Услышанное, несомненно, поразило Дануба, но не поколебало его уверенности в невиновности жены.
— Она не убивала Констанцию, — уже тверже повторил король. — Она не могла это сделать и не имела подобных намерений! Это безумие, и я не допущу суда над Джилсепони. Этого не будет, герцог Калас!
Дануб повернулся, чтобы уйти, но Калас схватил короля за руку.
— Вы не имеете права этого делать, — сказал он.
— Я уверен в невиновности моей жены, — возразил король.
— Ваша уверенность ничего не значит в глазах закона, — возразил герцог, спокойно выдерживая яростный взгляд Дануба. — Закона ваших праотцев, который вы, вступая на престол, публично поклялись исполнять.
— Я — король, — медленно и решительно произнес Дануб. — И я не позволю свершиться этому судилищу.
— А что скажет его величество король Дануб, когда к нему явится какая-нибудь простолюдинка и потребует отпустить своего мужа, поскольку она уверена, что он не совершал преступления, в котором его обвиняют? Что сделает король Дануб Справедливый? Потребует прекратить суд и отпустить преступника на свободу?
— Думай над своими словами, — зловеще предупредил герцога Дануб.

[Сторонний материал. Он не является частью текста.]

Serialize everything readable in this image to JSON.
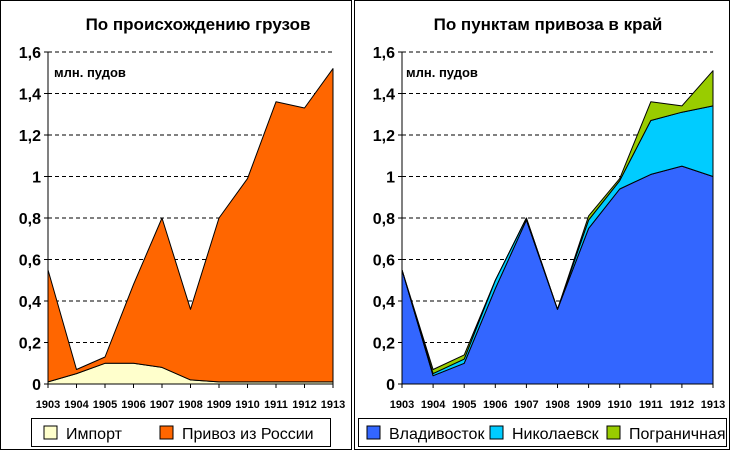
{
  "chart_data": [
    {
      "type": "area",
      "stacked": true,
      "title": "По происхождению грузов",
      "unit_label": "млн. пудов",
      "x": [
        "1903",
        "1904",
        "1905",
        "1906",
        "1907",
        "1908",
        "1909",
        "1910",
        "1911",
        "1912",
        "1913"
      ],
      "ylim": [
        0,
        1.6
      ],
      "yticks": [
        "0",
        "0,2",
        "0,4",
        "0,6",
        "0,8",
        "1",
        "1,2",
        "1,4",
        "1,6"
      ],
      "grid": true,
      "legend_position": "bottom",
      "series": [
        {
          "name": "Импорт",
          "color": "#ffffcc",
          "values": [
            0.01,
            0.05,
            0.1,
            0.1,
            0.08,
            0.02,
            0.01,
            0.01,
            0.01,
            0.01,
            0.01
          ]
        },
        {
          "name": "Привоз из России",
          "color": "#ff6600",
          "values": [
            0.54,
            0.02,
            0.03,
            0.38,
            0.72,
            0.34,
            0.79,
            0.98,
            1.35,
            1.32,
            1.51
          ]
        }
      ]
    },
    {
      "type": "area",
      "stacked": true,
      "title": "По пунктам привоза в край",
      "unit_label": "млн. пудов",
      "x": [
        "1903",
        "1904",
        "1905",
        "1906",
        "1907",
        "1908",
        "1909",
        "1910",
        "1911",
        "1912",
        "1913"
      ],
      "ylim": [
        0,
        1.6
      ],
      "yticks": [
        "0",
        "0,2",
        "0,4",
        "0,6",
        "0,8",
        "1",
        "1,2",
        "1,4",
        "1,6"
      ],
      "grid": true,
      "legend_position": "bottom",
      "series": [
        {
          "name": "Владивосток",
          "color": "#3366ff",
          "values": [
            0.55,
            0.04,
            0.1,
            0.46,
            0.79,
            0.36,
            0.75,
            0.94,
            1.01,
            1.05,
            1.0
          ]
        },
        {
          "name": "Николаевск",
          "color": "#00ccff",
          "values": [
            0.0,
            0.01,
            0.02,
            0.04,
            0.01,
            0.0,
            0.04,
            0.04,
            0.26,
            0.26,
            0.34
          ]
        },
        {
          "name": "Пограничная",
          "color": "#99cc00",
          "values": [
            0.0,
            0.02,
            0.02,
            0.0,
            0.0,
            0.0,
            0.02,
            0.01,
            0.09,
            0.03,
            0.17
          ]
        }
      ]
    }
  ]
}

— А вам не мешает подумать о своем королевстве, — сказал Калас, ничуть не смутившись. — Королева виновна в смерти Констанции, и улики этому налицо. Вы не можете своим указом объявить ее невиновной, если только не хотите утратить доверие своих подданных и столкнуться с бунтом, а то и с восстанием! И согласятся ли ваши подданные, будь то знать или простонародье, относиться к королеве по-прежнему, зная, что только владычествующая рука супруга спасла ее от петли?